# Cell Mass and NO-xplode, how to stack the two?



## Kwan YI (Jan 14, 2005)

I heard you can you use BSN's Cell Mass and NO-xplode together but I was wondering what is the best way?

Cell Mass you take 2x a day,  1 serv after lifting and 1 serving either 6 hours prior or after the lifting serving.

No-xplode you take 2x a day,  1 serving about an hour prior to lifting and 1 serving either 6 hour prior or after the lifing serving.

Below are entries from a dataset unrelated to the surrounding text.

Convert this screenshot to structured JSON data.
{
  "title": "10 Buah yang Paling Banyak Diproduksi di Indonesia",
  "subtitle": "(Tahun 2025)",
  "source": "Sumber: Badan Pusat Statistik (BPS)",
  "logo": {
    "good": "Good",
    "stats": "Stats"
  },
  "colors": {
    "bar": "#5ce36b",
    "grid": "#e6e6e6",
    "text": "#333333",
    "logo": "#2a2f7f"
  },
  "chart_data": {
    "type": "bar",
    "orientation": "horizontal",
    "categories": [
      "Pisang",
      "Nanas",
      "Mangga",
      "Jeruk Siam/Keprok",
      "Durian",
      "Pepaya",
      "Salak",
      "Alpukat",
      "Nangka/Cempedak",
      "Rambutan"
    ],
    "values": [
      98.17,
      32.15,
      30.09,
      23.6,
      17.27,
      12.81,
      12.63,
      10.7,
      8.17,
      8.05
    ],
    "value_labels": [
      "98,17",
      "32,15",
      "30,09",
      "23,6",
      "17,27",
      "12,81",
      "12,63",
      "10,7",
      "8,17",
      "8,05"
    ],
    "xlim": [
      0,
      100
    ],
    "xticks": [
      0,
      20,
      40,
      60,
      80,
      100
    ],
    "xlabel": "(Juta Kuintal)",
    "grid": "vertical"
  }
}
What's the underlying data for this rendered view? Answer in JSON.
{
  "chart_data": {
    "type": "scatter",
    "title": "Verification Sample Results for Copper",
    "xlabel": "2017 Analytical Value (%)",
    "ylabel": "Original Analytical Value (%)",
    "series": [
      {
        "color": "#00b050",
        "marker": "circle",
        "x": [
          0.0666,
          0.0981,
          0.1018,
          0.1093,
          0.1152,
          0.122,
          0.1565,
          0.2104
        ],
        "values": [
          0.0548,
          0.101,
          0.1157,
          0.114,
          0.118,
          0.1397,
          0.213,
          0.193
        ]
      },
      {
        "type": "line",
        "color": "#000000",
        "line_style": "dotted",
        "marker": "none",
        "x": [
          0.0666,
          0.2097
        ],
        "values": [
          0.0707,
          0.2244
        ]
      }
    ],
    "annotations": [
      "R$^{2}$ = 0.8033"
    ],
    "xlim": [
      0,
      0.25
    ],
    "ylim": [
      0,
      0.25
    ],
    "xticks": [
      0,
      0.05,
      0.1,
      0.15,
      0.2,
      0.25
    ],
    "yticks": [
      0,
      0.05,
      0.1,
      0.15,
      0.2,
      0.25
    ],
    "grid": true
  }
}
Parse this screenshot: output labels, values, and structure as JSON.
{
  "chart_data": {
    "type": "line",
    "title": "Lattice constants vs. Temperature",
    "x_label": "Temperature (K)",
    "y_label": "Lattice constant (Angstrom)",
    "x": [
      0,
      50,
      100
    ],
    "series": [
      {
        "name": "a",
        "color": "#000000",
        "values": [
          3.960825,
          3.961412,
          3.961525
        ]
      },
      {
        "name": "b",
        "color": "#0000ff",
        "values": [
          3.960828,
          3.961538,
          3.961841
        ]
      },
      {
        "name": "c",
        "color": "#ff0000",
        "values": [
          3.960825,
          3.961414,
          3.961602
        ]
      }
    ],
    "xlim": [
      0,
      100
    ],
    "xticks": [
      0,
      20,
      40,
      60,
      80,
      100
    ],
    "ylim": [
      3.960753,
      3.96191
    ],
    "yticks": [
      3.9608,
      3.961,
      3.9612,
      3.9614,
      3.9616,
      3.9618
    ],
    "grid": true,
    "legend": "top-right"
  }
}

** so if you took these products together how would you stack them on training and non training days...........


----------



## Curlingcadys (Jan 14, 2005)

Kwan YI said:
			
		

> I heard you can you use BSN's Cell Mass and NO-xplode together but I was wondering what is the best way?
> 
> Cell Mass you take 2x a day,  1 serv after lifting and 1 serving either 6 hours prior or after the lifting serving.
> 
> ...


 heard they stack pretty good one directly on top of the other in the garbage.
 just hear say though.


----------



## Kwan YI (Jan 14, 2005)

LOL!!!!


I have been getting mixed reviews from people on NO-xplode but Cell Mass a lot of people seem to like, I believe it is comparable to CEX!


----------



## Curlingcadys (Jan 14, 2005)

like I said just hearsay I can't speak for cell mass just no xplode. glad you got a sense of humor!


----------



## Cold Iron (Jan 14, 2005)

Kwan YI said:
			
		

> I heard you can you use BSN's Cell Mass and NO-xplode together but I was wondering what is the best way?
> 
> Cell Mass you take 2x a day,  1 serv after lifting and 1 serving either 6 hours prior or after the lifting serving.
> 
> ...




Are these not 2 creatine based products? If so, waste of time


----------



## Flakko (Jan 14, 2005)

*No-Explode*

LOL, one on top of the other!!!

I've heard NO-Explode taste nasty as hell!!!
I was about to try, but since I heard that, I'mma try plain L-Arginine powder.


----------